Why is taking time away from work important?
- Taking time away from work helps to separate family issues from business issues.
- Time away from work allows others (family members and employees) to feel empowered and trusted.
- Vacation time should not be seen as a reward for work completed but a recharging for work (and success) to come.
- It is estimated that 70-90% of doctor’s visits are stress related and that stress costs the nation more than $300 billion each year. In fact, research shows that those who can’t reduce their stress levels. Take time off, or calm themselves are also those more likely to suffer long term effects from a trauma. They can’t snap back as quickly as those who can ‘calm themselves’ and manage their stress.
Why do some families resist taking time away from work?
- Owners’ leading concern about taking vacation? By a narrow margin, 33 percent worry an important customer or client will not get good service. That beats 27 percent, who worry they will miss an important new business opportunity, says the AmEx report.There may exist a lack of trust with employees; it’s like leaving your baby with a sitter for the first time.
- Economy – times are tight, fear of backlash or sending the wrong signal to employees.
What does taking time away from work look like?
Family meetings and retreats:
- Scheduling family meetings outside of the office or even state. Scheduled meeting time with a set agenda and forum for discussing issue, but also down time to still enjoy each other as family.
- For college age students, summer time is the perfect time to work in other businesses, explore summer internships and develop new skills.
- Plan time away ahead of time; prepare employees and family members. Define rules of contact in the event of an emergency.
- Disconnect yourself. As tempting as it may be to “stay connected” with today’s technology.
- Entrust the people you put in charge to do what you expect of them.

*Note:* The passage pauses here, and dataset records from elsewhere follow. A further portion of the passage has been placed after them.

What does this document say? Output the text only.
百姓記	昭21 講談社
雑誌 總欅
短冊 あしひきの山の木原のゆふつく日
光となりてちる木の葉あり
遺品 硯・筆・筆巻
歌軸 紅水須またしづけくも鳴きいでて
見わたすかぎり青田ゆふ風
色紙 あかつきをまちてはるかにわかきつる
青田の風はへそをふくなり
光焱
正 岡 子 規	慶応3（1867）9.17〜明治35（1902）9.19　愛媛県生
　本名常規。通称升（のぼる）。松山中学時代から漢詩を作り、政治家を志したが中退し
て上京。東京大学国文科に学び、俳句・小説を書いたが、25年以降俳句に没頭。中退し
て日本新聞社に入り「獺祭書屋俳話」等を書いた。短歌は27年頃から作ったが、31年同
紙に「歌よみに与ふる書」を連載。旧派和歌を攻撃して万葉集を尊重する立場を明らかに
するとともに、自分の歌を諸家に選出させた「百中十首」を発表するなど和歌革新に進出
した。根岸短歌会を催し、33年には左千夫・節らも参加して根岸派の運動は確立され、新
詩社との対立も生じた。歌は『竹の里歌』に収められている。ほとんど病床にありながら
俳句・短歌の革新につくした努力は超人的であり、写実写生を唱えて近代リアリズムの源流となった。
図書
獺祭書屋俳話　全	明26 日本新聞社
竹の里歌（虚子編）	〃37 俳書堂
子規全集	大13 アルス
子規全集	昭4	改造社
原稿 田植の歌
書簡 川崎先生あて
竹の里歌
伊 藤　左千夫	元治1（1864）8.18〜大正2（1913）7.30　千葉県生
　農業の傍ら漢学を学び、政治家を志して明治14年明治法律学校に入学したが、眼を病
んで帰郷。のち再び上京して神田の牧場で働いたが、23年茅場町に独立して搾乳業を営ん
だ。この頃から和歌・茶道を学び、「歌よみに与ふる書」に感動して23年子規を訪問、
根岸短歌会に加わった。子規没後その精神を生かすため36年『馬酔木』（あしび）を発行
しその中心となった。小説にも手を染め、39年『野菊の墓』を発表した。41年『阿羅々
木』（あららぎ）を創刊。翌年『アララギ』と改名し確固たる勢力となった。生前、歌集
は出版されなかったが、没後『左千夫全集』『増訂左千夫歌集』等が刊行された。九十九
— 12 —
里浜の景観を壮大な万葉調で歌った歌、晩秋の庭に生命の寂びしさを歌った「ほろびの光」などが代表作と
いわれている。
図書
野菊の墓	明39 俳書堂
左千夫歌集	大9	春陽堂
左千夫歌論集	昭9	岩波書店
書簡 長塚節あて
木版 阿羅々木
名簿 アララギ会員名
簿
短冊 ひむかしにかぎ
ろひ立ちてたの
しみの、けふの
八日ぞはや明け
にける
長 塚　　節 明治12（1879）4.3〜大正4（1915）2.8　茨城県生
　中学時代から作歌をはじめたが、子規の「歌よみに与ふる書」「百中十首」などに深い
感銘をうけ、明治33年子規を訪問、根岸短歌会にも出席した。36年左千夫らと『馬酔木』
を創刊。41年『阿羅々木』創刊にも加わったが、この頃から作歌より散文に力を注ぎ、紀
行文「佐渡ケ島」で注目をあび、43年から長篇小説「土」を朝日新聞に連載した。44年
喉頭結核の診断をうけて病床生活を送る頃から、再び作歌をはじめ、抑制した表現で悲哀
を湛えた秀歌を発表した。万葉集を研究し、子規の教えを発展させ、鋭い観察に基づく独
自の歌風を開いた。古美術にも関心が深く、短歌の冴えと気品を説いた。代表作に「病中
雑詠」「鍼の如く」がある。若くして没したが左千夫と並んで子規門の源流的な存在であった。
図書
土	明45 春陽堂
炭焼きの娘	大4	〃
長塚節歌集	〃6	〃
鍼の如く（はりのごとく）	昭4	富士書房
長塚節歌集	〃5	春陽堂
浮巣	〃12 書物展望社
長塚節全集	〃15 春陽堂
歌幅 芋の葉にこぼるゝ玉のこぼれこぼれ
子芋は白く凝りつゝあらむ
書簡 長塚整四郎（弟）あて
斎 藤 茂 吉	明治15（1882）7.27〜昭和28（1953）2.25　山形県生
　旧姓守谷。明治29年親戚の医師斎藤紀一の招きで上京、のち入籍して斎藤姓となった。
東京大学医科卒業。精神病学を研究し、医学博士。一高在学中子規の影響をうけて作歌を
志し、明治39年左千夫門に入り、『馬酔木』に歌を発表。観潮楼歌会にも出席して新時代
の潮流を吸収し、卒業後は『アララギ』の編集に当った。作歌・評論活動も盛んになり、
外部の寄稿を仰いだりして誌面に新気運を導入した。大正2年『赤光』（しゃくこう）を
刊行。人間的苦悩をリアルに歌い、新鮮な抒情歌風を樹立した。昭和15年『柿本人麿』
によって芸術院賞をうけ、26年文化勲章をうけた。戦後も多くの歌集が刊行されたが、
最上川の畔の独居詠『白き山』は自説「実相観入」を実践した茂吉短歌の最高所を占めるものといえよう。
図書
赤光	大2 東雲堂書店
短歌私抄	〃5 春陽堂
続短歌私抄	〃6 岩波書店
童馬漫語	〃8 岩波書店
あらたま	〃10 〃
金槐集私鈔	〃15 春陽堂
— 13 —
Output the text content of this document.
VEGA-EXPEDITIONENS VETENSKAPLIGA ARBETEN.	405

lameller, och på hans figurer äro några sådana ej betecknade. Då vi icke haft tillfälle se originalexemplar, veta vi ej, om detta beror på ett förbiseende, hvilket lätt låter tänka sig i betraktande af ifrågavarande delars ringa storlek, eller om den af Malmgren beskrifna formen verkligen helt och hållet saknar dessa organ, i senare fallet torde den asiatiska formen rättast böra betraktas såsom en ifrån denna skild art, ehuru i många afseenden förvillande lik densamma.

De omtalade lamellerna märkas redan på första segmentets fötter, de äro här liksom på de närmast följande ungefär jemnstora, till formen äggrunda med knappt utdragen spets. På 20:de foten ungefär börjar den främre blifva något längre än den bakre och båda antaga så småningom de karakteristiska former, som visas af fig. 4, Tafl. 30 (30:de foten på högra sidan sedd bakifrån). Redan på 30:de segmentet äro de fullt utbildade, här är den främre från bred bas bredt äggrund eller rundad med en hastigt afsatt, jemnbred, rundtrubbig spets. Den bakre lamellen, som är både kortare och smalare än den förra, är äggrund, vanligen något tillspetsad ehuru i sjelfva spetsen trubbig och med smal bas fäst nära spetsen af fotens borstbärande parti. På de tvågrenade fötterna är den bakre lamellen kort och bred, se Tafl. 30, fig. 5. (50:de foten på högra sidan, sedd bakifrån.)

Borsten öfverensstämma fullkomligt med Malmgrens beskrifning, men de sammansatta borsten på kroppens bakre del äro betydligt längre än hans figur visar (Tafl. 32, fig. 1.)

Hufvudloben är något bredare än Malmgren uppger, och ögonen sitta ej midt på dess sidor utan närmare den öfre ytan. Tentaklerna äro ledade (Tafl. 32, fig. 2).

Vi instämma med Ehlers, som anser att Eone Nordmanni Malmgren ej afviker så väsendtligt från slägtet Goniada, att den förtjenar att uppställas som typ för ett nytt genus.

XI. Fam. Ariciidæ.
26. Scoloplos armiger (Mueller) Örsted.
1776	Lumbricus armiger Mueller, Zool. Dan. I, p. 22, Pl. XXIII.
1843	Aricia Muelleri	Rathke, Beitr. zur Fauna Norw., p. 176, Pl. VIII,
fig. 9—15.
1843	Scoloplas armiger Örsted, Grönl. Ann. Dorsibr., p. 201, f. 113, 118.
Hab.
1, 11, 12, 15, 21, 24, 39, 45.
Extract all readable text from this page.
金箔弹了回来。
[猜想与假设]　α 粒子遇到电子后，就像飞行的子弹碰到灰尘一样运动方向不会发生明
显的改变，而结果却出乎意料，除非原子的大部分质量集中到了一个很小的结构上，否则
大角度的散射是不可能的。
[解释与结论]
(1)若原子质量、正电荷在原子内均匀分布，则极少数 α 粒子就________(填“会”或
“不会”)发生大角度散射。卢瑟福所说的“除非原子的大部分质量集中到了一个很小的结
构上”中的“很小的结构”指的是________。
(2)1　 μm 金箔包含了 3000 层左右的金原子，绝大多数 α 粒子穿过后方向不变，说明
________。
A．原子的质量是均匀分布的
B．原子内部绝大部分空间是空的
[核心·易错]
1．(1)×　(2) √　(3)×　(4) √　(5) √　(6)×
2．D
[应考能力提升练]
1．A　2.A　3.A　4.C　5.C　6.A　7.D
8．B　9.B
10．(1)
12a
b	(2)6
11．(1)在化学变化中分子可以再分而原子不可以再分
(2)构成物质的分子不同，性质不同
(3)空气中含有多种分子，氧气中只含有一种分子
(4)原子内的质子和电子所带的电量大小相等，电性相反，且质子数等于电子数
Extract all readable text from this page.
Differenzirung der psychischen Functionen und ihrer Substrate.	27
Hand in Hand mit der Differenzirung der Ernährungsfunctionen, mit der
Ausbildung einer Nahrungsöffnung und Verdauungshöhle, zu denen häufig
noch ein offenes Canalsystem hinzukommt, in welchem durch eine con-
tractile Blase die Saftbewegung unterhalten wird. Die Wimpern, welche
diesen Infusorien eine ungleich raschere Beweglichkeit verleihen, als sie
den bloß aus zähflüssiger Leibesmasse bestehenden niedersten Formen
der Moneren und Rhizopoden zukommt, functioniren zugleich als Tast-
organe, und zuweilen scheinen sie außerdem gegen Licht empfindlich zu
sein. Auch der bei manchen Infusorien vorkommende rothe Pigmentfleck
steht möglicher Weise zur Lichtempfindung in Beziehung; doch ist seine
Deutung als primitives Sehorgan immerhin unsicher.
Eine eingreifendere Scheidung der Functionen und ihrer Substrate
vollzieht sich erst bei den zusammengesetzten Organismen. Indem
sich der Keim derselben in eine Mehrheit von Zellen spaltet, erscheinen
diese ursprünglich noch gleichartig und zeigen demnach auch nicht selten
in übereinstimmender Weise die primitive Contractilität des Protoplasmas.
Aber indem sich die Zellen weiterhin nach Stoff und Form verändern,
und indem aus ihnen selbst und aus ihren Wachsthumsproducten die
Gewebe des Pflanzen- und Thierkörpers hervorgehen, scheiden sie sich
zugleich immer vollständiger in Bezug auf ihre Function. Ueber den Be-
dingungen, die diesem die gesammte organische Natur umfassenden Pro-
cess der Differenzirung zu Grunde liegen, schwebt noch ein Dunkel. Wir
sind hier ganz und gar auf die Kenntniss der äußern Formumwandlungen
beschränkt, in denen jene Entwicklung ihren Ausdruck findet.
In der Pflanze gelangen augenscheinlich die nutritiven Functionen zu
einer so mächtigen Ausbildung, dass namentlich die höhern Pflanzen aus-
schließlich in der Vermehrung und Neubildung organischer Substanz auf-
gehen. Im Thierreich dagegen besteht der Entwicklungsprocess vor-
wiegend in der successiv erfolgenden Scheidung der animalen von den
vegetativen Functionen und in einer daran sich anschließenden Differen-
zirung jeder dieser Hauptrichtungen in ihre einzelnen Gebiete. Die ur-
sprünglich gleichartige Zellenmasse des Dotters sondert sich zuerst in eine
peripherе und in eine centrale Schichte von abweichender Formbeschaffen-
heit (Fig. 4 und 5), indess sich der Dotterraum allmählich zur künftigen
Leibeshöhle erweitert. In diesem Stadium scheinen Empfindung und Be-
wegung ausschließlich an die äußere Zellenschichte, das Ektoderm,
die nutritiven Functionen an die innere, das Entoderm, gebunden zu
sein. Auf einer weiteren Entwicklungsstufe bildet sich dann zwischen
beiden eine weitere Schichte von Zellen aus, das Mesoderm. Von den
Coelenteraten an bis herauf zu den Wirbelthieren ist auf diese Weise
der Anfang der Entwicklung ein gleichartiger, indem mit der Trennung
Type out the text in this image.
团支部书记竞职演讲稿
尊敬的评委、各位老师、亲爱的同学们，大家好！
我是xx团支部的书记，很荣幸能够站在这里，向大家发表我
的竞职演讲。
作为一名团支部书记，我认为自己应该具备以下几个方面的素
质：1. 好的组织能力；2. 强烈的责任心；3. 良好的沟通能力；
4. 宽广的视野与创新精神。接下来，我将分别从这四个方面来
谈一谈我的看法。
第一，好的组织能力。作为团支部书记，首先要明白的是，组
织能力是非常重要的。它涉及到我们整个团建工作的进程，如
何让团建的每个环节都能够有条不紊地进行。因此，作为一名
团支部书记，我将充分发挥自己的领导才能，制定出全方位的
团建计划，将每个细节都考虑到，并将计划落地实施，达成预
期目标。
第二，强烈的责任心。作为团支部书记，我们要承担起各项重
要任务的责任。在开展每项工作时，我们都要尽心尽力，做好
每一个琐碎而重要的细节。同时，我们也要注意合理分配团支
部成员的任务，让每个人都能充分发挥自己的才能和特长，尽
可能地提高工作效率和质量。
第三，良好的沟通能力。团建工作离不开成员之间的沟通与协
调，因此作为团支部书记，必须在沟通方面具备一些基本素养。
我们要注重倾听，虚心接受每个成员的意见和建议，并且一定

- Build up to more time away: It can be an exercise in succession planning to gradually take more and more time away from the office.
- Have discipline to stay on vacation while on vacation. Do not over plan your time away, but have enough to keep you occupied and your mind off of work.
Some relevant stats:
- A recent survey of Vermont business owners found that 38% do not plan to take a vacation this summer, opting instead for either winter breaks or long weekends.
- Busy work schedules (37 %) and affordability (29 %) affect some owners’ hesitancy to take a vacation this summer.
- Entrepreneurs are less plugged in than they were in 2008, but 68 % still check in every day while on vacation, and 18 percent say they check in several times a day.
- Rising gasoline costs will affect half of small business owners’ vacation plans, keeping them closer to home or staying home altogether.
- The uncertain economy is affecting 57 % of small business owners’ vacation plans. Still, 46 percent of small business owners surveyed say they will take a summer vacation this year.